Iran warns of new attacks as Trump heads to Xi summit on war
Iran said its forces were ready for any new U.S. strike as Trump prepared to press Xi on a war that has already cost Washington $29 billion.

Iran sharpened its warnings on the eve of Donald Trump’s trip to Beijing, where the president was set to hold a May 14-15 summit with Xi Jinping and discuss the widening war with Iran alongside trade and Taiwan. Tehran’s message was blunt: its forces were trained and ready for another U.S. attack, while Trump said he expected a “long talk” with Xi and insisted the United States did not “need any help” from Beijing.
The conflict has already run for more than 75 days and has become as much a test of military endurance as of diplomacy. A CBS News report said acting Pentagon comptroller Jules Hurst put the bill for U.S. taxpayers at $29 billion, above the $25 billion figure Defense Secretary Pete Hegseth had cited earlier and short of internal estimates that had put the cost closer to $50 billion. The numbers underline how quickly a regional war has turned into a budgetary strain for Washington.

The military pressure is also reaching beyond the Middle East. An Atlantic Council tracker said 75% of available U.S. aircraft carriers were committed to the Iran war as of April 24, 2026, a concentration that raises questions about readiness if a separate crisis flares with China.

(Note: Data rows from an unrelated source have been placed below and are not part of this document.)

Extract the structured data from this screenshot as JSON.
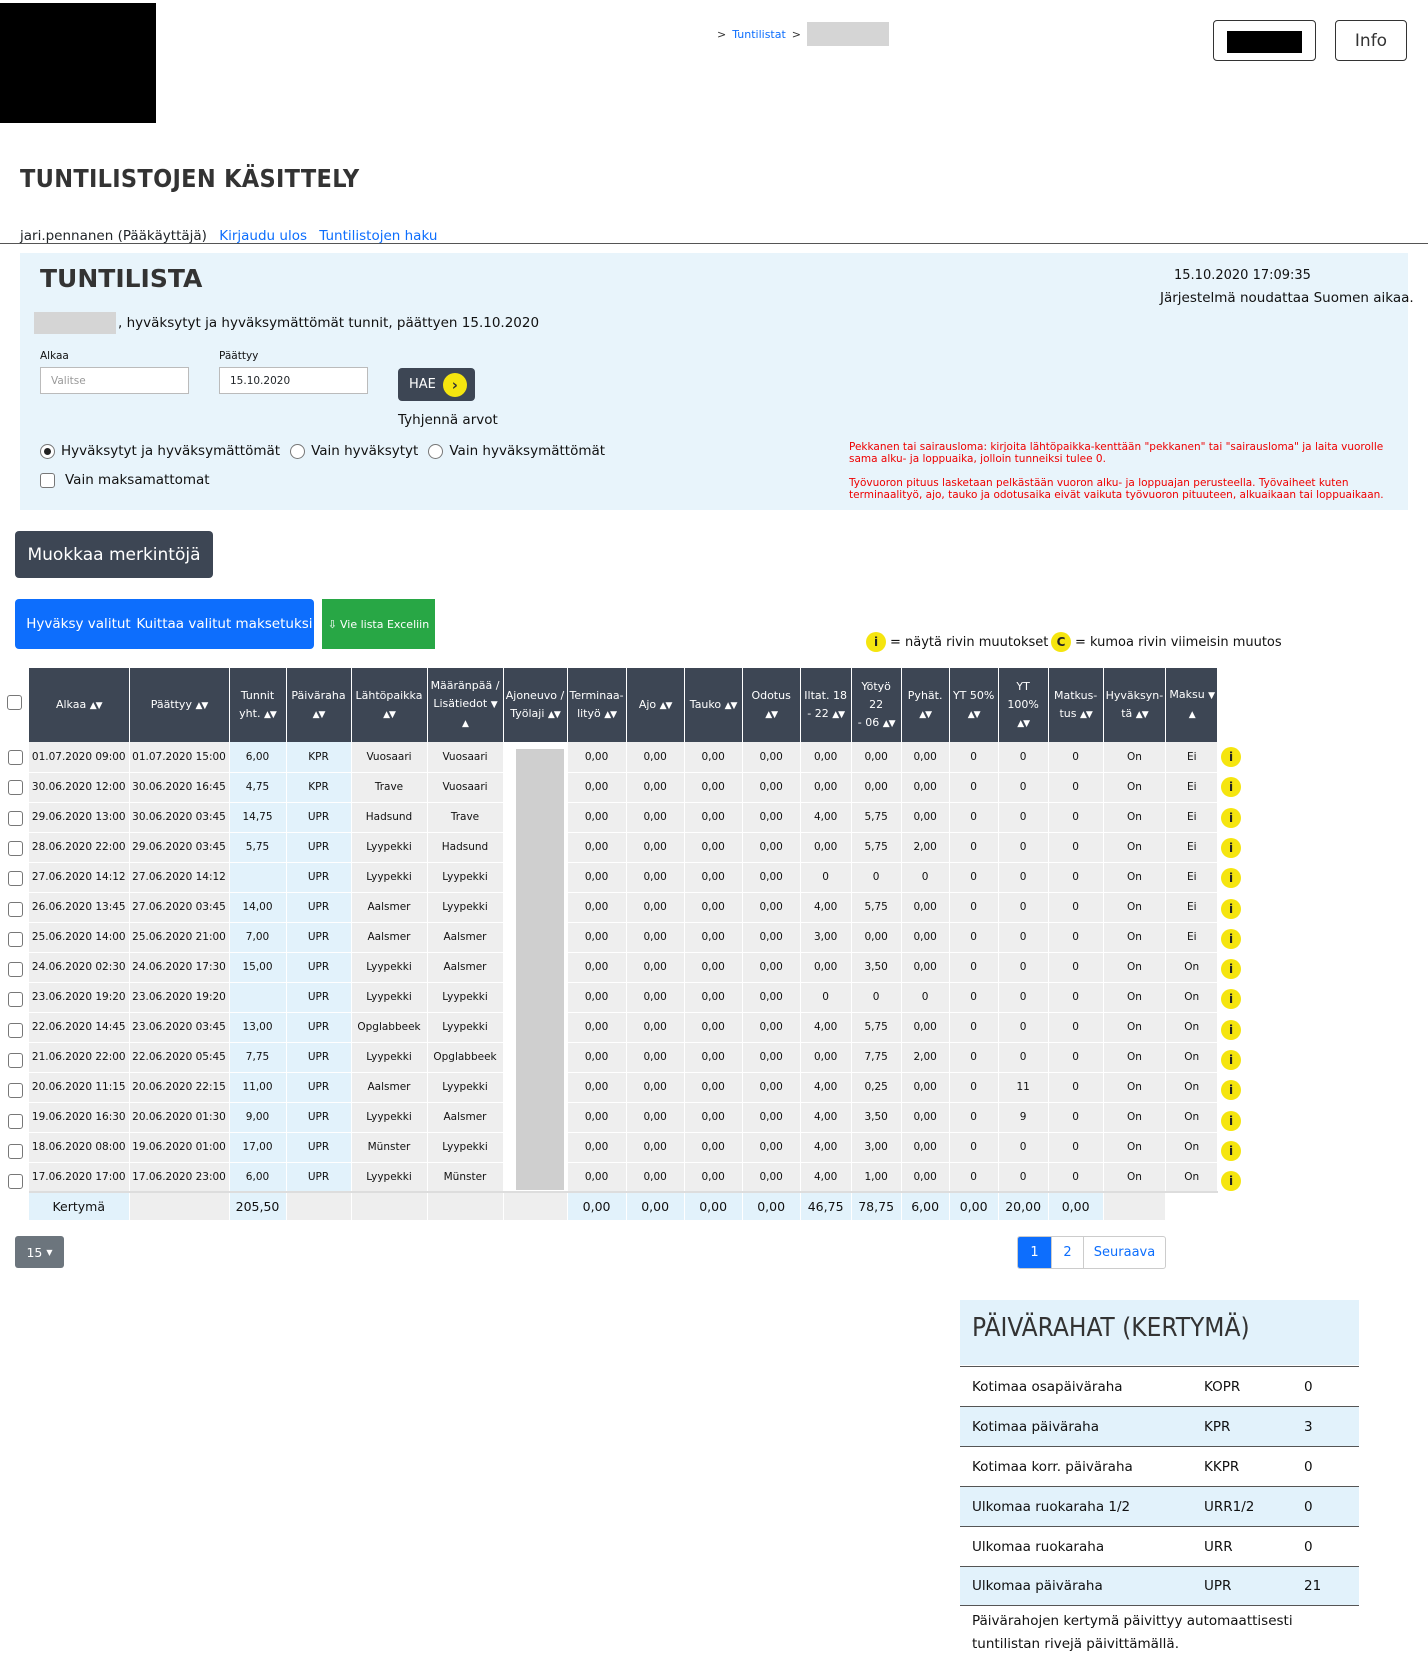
{
  "header": {
    "breadcrumb_sep1": ">",
    "breadcrumb_link": "Tuntilistat",
    "breadcrumb_sep2": ">",
    "info_button": "Info"
  },
  "page_title": "TUNTILISTOJEN KÄSITTELY",
  "user": {
    "name": "jari.pennanen (Pääkäyttäjä)",
    "logout": "Kirjaudu ulos",
    "search_link": "Tuntilistojen haku"
  },
  "panel": {
    "title": "TUNTILISTA",
    "datetime": "15.10.2020 17:09:35",
    "timezone_note": "Järjestelmä noudattaa Suomen aikaa.",
    "description": ", hyväksytyt ja hyväksymättömät tunnit, päättyen 15.10.2020",
    "start_label": "Alkaa",
    "start_placeholder": "Valitse",
    "end_label": "Päättyy",
    "end_value": "15.10.2020",
    "search_button": "HAE",
    "clear_label": "Tyhjennä arvot",
    "radio_all": "Hyväksytyt ja hyväksymättömät",
    "radio_approved": "Vain hyväksytyt",
    "radio_unapproved": "Vain hyväksymättömät",
    "unpaid_only": "Vain maksamattomat",
    "note1": "Pekkanen tai sairausloma: kirjoita lähtöpaikka-kenttään \"pekkanen\" tai \"sairausloma\" ja laita vuorolle sama alku- ja loppuaika, jolloin tunneiksi tulee 0.",
    "note2": "Työvuoron pituus lasketaan pelkästään vuoron alku- ja loppuajan perusteella. Työvaiheet kuten terminaalityö, ajo, tauko ja odotusaika eivät vaikuta työvuoron pituuteen, alkuaikaan tai loppuaikaan."
  },
  "actions": {
    "edit": "Muokkaa merkintöjä",
    "approve": "Hyväksy valitut",
    "mark_paid": "Kuittaa valitut maksetuksi",
    "export": "Vie lista Exceliin",
    "legend_info": "= näytä rivin muutokset",
    "legend_undo": "= kumoa rivin viimeisin muutos",
    "info_glyph": "i",
    "undo_glyph": "C"
  },
  "table": {
    "headers": {
      "start": "Alkaa",
      "end": "Päättyy",
      "hours_1": "Tunnit",
      "hours_2": "yht.",
      "allowance": "Päiväraha",
      "from": "Lähtöpaikka",
      "dest_1": "Määränpää /",
      "dest_2": "Lisätiedot",
      "vehicle_1": "Ajoneuvo /",
      "vehicle_2": "Työlaji",
      "terminal_1": "Terminaa-",
      "terminal_2": "lityö",
      "drive": "Ajo",
      "break": "Tauko",
      "wait": "Odotus",
      "evening_1": "Iltat. 18",
      "evening_2": "- 22",
      "night_1": "Yötyö 22",
      "night_2": "- 06",
      "holiday": "Pyhät.",
      "yt50": "YT 50%",
      "yt100": "YT 100%",
      "travel_1": "Matkus-",
      "travel_2": "tus",
      "approved_1": "Hyväksyn-",
      "approved_2": "tä",
      "paid": "Maksu"
    },
    "rows": [
      [
        "01.07.2020 09:00",
        "01.07.2020 15:00",
        "6,00",
        "KPR",
        "Vuosaari",
        "Vuosaari",
        "",
        "0,00",
        "0,00",
        "0,00",
        "0,00",
        "0,00",
        "0,00",
        "0,00",
        "0",
        "0",
        "0",
        "On",
        "Ei"
      ],
      [
        "30.06.2020 12:00",
        "30.06.2020 16:45",
        "4,75",
        "KPR",
        "Trave",
        "Vuosaari",
        "",
        "0,00",
        "0,00",
        "0,00",
        "0,00",
        "0,00",
        "0,00",
        "0,00",
        "0",
        "0",
        "0",
        "On",
        "Ei"
      ],
      [
        "29.06.2020 13:00",
        "30.06.2020 03:45",
        "14,75",
        "UPR",
        "Hadsund",
        "Trave",
        "",
        "0,00",
        "0,00",
        "0,00",
        "0,00",
        "4,00",
        "5,75",
        "0,00",
        "0",
        "0",
        "0",
        "On",
        "Ei"
      ],
      [
        "28.06.2020 22:00",
        "29.06.2020 03:45",
        "5,75",
        "UPR",
        "Lyypekki",
        "Hadsund",
        "",
        "0,00",
        "0,00",
        "0,00",
        "0,00",
        "0,00",
        "5,75",
        "2,00",
        "0",
        "0",
        "0",
        "On",
        "Ei"
      ],
      [
        "27.06.2020 14:12",
        "27.06.2020 14:12",
        "",
        "UPR",
        "Lyypekki",
        "Lyypekki",
        "",
        "0,00",
        "0,00",
        "0,00",
        "0,00",
        "0",
        "0",
        "0",
        "0",
        "0",
        "0",
        "On",
        "Ei"
      ],
      [
        "26.06.2020 13:45",
        "27.06.2020 03:45",
        "14,00",
        "UPR",
        "Aalsmer",
        "Lyypekki",
        "",
        "0,00",
        "0,00",
        "0,00",
        "0,00",
        "4,00",
        "5,75",
        "0,00",
        "0",
        "0",
        "0",
        "On",
        "Ei"
      ],
      [
        "25.06.2020 14:00",
        "25.06.2020 21:00",
        "7,00",
        "UPR",
        "Aalsmer",
        "Aalsmer",
        "",
        "0,00",
        "0,00",
        "0,00",
        "0,00",
        "3,00",
        "0,00",
        "0,00",
        "0",
        "0",
        "0",
        "On",
        "Ei"
      ],
      [
        "24.06.2020 02:30",
        "24.06.2020 17:30",
        "15,00",
        "UPR",
        "Lyypekki",
        "Aalsmer",
        "",
        "0,00",
        "0,00",
        "0,00",
        "0,00",
        "0,00",
        "3,50",
        "0,00",
        "0",
        "0",
        "0",
        "On",
        "On"
      ],
      [
        "23.06.2020 19:20",
        "23.06.2020 19:20",
        "",
        "UPR",
        "Lyypekki",
        "Lyypekki",
        "",
        "0,00",
        "0,00",
        "0,00",
        "0,00",
        "0",
        "0",
        "0",
        "0",
        "0",
        "0",
        "On",
        "On"
      ],
      [
        "22.06.2020 14:45",
        "23.06.2020 03:45",
        "13,00",
        "UPR",
        "Opglabbeek",
        "Lyypekki",
        "",
        "0,00",
        "0,00",
        "0,00",
        "0,00",
        "4,00",
        "5,75",
        "0,00",
        "0",
        "0",
        "0",
        "On",
        "On"
      ],
      [
        "21.06.2020 22:00",
        "22.06.2020 05:45",
        "7,75",
        "UPR",
        "Lyypekki",
        "Opglabbeek",
        "",
        "0,00",
        "0,00",
        "0,00",
        "0,00",
        "0,00",
        "7,75",
        "2,00",
        "0",
        "0",
        "0",
        "On",
        "On"
      ],
      [
        "20.06.2020 11:15",
        "20.06.2020 22:15",
        "11,00",
        "UPR",
        "Aalsmer",
        "Lyypekki",
        "",
        "0,00",
        "0,00",
        "0,00",
        "0,00",
        "4,00",
        "0,25",
        "0,00",
        "0",
        "11",
        "0",
        "On",
        "On"
      ],
      [
        "19.06.2020 16:30",
        "20.06.2020 01:30",
        "9,00",
        "UPR",
        "Lyypekki",
        "Aalsmer",
        "",
        "0,00",
        "0,00",
        "0,00",
        "0,00",
        "4,00",
        "3,50",
        "0,00",
        "0",
        "9",
        "0",
        "On",
        "On"
      ],
      [
        "18.06.2020 08:00",
        "19.06.2020 01:00",
        "17,00",
        "UPR",
        "Münster",
        "Lyypekki",
        "",
        "0,00",
        "0,00",
        "0,00",
        "0,00",
        "4,00",
        "3,00",
        "0,00",
        "0",
        "0",
        "0",
        "On",
        "On"
      ],
      [
        "17.06.2020 17:00",
        "17.06.2020 23:00",
        "6,00",
        "UPR",
        "Lyypekki",
        "Münster",
        "",
        "0,00",
        "0,00",
        "0,00",
        "0,00",
        "4,00",
        "1,00",
        "0,00",
        "0",
        "0",
        "0",
        "On",
        "On"
      ]
    ],
    "totals": {
      "label": "Kertymä",
      "hours": "205,50",
      "terminal": "0,00",
      "drive": "0,00",
      "break": "0,00",
      "wait": "0,00",
      "evening": "46,75",
      "night": "78,75",
      "holiday": "6,00",
      "yt50": "0,00",
      "yt100": "20,00",
      "travel": "0,00"
    }
  },
  "pagination": {
    "page_size": "15",
    "page1": "1",
    "page2": "2",
    "next": "Seuraava"
  },
  "allowances": {
    "title": "PÄIVÄRAHAT (KERTYMÄ)",
    "rows": [
      {
        "name": "Kotimaa osapäiväraha",
        "code": "KOPR",
        "count": "0"
      },
      {
        "name": "Kotimaa päiväraha",
        "code": "KPR",
        "count": "3"
      },
      {
        "name": "Kotimaa korr. päiväraha",
        "code": "KKPR",
        "count": "0"
      },
      {
        "name": "Ulkomaa ruokaraha 1/2",
        "code": "URR1/2",
        "count": "0"
      },
      {
        "name": "Ulkomaa ruokaraha",
        "code": "URR",
        "count": "0"
      },
      {
        "name": "Ulkomaa päiväraha",
        "code": "UPR",
        "count": "21"
      }
    ],
    "footnote": "Päivärahojen kertymä päivittyy automaattisesti tuntilistan rivejä päivittämällä."
  },
  "colors": {
    "header_dark": "#3d4654",
    "primary": "#0d6efd",
    "success": "#28a745",
    "panel_bg": "#e8f4fb",
    "badge_yellow": "#f5e50f"
  }
}
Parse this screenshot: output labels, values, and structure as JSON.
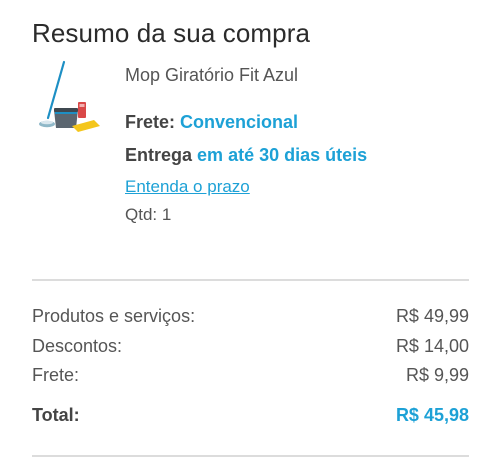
{
  "summary": {
    "title": "Resumo da sua compra"
  },
  "product": {
    "name": "Mop Giratório Fit Azul",
    "image_icon": "mop-bucket-icon",
    "shipping_label": "Frete:",
    "shipping_value": "Convencional",
    "delivery_label": "Entrega",
    "delivery_value": "em até 30 dias úteis",
    "deadline_link": "Entenda o prazo",
    "quantity": "Qtd: 1"
  },
  "totals": {
    "products_label": "Produtos e serviços:",
    "products_value": "R$ 49,99",
    "discounts_label": "Descontos:",
    "discounts_value": "R$ 14,00",
    "shipping_label": "Frete:",
    "shipping_value": "R$ 9,99",
    "total_label": "Total:",
    "total_value": "R$ 45,98"
  },
  "colors": {
    "accent": "#1da1d6",
    "divider": "#dcdcdc"
  }
}
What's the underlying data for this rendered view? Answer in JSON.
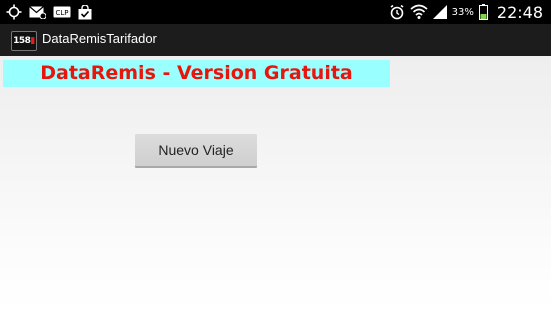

That is one reason the Strait of Hormuz remains central to the talks. Trump has pressed Xi to use China’s leverage on Iran and to help reopen the waterway, through which a large share of global oil shipments moves.

Iran, for its part, has mixed warning with limited openness. Abbas Araghchi, the Iranian foreign minister, said Tehran remained willing to pursue a fair, equitable nuclear deal, but rejected coercion. Fars news agency said Iran had set five preconditions for resuming negotiations, including sanctions relief and compensation for war damages. An Iranian commander also said drills showed readiness to confront a new attack “at any place and at any time.”
Analysts said the Beijing meeting was unlikely to produce a breakthrough. Expectations for Trump and Xi were low, even as the stakes were high: China wants the war to end and has quietly worked with Pakistan and other governments on diplomacy, but it has not signaled that it will trade away its own leverage to rescue Trump’s position. For now, the triangle is hardening. Iran is signaling deterrence, Trump is seeking leverage, and Beijing is emerging as the outside power most capable of shaping whether the conflict spreads or stalls.